Growth and globalization of point-of-care ultrasound publications in emergency medicine

Campbell Belisle Haley, University of California, Irvine Medical Center, Orange, California, USA.
Dina McKelvy, Library Services, Maine Medical Center, Portland, Maine, USA.
David C. Mackenzie, Department of Emergency Medicine, Maine Medical Center, Portland, Maine, USA.

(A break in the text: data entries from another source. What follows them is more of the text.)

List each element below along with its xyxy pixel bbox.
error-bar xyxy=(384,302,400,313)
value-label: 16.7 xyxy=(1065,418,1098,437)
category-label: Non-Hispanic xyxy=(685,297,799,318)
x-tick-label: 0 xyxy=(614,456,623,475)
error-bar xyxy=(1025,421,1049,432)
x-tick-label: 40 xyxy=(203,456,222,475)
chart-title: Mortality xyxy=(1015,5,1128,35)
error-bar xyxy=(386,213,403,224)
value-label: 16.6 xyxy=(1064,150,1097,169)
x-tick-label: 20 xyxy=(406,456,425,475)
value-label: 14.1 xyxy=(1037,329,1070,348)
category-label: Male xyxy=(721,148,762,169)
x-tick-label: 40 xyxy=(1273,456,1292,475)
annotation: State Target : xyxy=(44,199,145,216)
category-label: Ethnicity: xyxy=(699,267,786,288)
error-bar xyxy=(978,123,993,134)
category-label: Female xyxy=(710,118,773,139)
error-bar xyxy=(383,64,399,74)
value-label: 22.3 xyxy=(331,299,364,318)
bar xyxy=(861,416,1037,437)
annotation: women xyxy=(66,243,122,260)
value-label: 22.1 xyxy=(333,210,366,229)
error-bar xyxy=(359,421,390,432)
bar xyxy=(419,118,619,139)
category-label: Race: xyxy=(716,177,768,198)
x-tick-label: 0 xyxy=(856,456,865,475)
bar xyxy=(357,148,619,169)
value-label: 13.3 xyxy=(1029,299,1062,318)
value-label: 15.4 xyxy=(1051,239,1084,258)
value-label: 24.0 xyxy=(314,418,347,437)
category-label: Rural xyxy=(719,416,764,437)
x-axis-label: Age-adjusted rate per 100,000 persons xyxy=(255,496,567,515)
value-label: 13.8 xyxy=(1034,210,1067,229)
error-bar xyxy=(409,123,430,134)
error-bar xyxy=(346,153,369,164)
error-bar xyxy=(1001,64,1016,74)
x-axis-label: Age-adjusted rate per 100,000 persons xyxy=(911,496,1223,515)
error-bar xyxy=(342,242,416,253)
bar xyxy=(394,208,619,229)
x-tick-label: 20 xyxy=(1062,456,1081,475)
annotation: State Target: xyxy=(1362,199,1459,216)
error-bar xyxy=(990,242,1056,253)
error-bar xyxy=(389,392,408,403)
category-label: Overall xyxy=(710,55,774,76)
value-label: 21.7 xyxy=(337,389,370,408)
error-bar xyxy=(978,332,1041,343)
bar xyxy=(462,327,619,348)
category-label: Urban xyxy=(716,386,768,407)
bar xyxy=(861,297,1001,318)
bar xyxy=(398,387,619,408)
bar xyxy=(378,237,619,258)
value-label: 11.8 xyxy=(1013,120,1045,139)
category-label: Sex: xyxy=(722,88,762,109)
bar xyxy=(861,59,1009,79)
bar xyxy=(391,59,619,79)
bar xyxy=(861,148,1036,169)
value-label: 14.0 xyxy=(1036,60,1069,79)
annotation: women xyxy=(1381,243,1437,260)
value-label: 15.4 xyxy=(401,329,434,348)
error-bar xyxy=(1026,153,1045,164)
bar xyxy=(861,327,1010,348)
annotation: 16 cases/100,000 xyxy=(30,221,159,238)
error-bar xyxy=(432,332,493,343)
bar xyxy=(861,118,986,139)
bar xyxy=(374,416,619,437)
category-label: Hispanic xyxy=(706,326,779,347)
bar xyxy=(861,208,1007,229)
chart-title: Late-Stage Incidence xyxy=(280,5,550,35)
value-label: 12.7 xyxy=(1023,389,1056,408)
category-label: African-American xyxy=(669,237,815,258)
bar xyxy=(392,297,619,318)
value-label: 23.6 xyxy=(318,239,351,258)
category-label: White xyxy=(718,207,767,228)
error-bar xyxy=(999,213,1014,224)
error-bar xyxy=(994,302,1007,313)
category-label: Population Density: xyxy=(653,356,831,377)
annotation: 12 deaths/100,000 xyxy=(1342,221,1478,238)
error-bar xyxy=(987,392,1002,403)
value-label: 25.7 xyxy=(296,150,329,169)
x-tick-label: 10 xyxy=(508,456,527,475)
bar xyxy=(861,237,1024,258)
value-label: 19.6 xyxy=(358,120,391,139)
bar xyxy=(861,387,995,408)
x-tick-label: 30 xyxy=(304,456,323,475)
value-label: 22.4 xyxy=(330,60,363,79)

OBJECTIVES: Since the introduction of point-of-care ultrasound (POCUS) in emergency medicine (EM), the applications, indications, and training for POCUS have grown. POCUS training in EM residency is standard and POCUS fellowships are common. We sought to quantify and characterize changes in POCUS publications over time with a scoping review of the literature METHODS: We conducted a structured keyword search of high impact EM journals according to 2019 journal citation reports and other journals publishing POCUS studies between 2000-2019. Two abstractors recorded whether the publication was POCUS related, the type of publication, and author affiliation by department and country. We included studies with at least one author affiliated with a department of EM. Agreement between abstractors was tested. RESULTS: The number of POCUS-related publications grew from a mean of 8.8 publications/year 2000-2004 to 134.8 publications/year from 2015-2019. The most common publication type was case reports or series (44%). The proportion of publications from outside the United States (US) decreased over time. Between 2000 and 2004 89% of publications came from authors affiliated with US institutions; from 2015-2019 this had decreased to 64%. Agreement between abstractors was excellent (Cohen's k = 0.89) CONCLUSIONS: POCUS publications increased substantially between 2000-2019. The most common type of publication was a case report, which was consistent throughout the study period. Authorship from outside the US increased. Publications yielding high-quality evidence from observational or controlled studies represented a low proportion of the total number of studies.